NTSB investigators used data provided by various entities, including, but not limited to, the Federal Aviation Administration and/or the operator and did not travel in support of this investigation to prepare this aircraft accident report.
On February 19, 2010, about 1452 Alaska standard time (AKST) (2352 UTC), United Airlines flight 897, a Boeing 747-400, N173UA, encountered severe turbulence during cruise descent between FL310 and FL300 about 100 miles west of Anchorage, Alaska. Of the 243 passengers and 19 crew members on board, 17 passengers and eight flight attendants (FA) received minor injuries and one FA received a serious injury. The airplane received minor damaged. The flight was operating under 14 Code of Federal Regulations (CFR) part 121 as a regularly scheduled international passenger flight from Dulles International Airport (IAD), Washington, DC, to Narita International Airport (NRT), Narita, Japan.

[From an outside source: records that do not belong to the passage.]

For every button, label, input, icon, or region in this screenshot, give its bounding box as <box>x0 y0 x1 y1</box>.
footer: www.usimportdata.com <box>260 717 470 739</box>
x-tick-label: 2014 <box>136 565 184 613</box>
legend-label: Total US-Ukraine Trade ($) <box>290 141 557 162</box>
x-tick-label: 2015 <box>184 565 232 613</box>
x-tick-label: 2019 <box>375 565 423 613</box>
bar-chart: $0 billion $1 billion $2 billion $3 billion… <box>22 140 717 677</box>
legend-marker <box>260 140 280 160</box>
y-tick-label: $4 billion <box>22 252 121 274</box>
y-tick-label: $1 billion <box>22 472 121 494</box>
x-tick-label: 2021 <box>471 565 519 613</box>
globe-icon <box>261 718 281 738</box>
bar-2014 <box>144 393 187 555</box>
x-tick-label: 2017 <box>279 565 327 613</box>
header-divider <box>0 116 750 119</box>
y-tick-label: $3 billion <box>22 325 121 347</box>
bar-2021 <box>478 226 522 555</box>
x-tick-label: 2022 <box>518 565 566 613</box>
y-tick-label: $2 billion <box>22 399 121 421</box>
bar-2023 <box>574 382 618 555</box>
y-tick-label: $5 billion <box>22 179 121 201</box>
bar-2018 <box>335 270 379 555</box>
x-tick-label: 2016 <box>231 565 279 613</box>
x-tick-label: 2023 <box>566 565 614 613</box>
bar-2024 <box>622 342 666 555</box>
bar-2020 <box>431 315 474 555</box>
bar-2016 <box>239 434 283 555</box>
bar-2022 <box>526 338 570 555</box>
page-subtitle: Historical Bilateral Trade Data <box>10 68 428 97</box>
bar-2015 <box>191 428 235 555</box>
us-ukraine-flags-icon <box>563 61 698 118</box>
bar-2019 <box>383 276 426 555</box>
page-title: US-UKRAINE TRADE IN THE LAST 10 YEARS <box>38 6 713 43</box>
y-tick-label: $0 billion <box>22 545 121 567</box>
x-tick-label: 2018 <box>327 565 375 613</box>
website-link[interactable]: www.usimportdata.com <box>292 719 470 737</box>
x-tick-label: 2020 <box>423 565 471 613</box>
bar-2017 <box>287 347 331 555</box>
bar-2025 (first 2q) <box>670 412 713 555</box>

Prior to the turbulence encounter, the flight crew received pilot reports (PIREPs) of moderate to severe turbulence above FL340 and that it was less at FL300. According to the flight crew, about one hour late, the flight began to encounter a few “light bumps” or intermittent light “chop.” The sky conditions were clear with good visibility. The captain turned on the “fasten seat belt” sign and made a public address (PA) announcement to fasten seat belts. The flight crew requested a descent to FL300 and began to encounter moderate turbulence after starting the descent. The first officer then made a PA announcement directing the flight attendants to “take your seats.” The autopilot remained engaged throughout the turbulence encounter, which lasted less than one minute.
After encountering the turbulence, the crew assessed airplane damage and checked the number and severity of injuries to passengers and crew. The crew was assisted in assessing passenger and crew injuries by a U.S. Army Special Forces medic who stated that all of the injuries were considered minor. All the FAs indicated that they were able to perform their required emergency duties for the remainder of the flight.
After discussing the injuries and the available diversion airports with the FAs, company dispatch and the medic, the flight crew decided to continue on to NRT since there were sufficient diversion airports along the route if the situation worsened.
Upon arrival in NRT, 16 passengers and one FA were transported to hospitals for medical evaluation. All were released with only minor injuries, however, the FA was re-evaluated by her personal physician when she returned home with the further diagnosis of a fractured rib.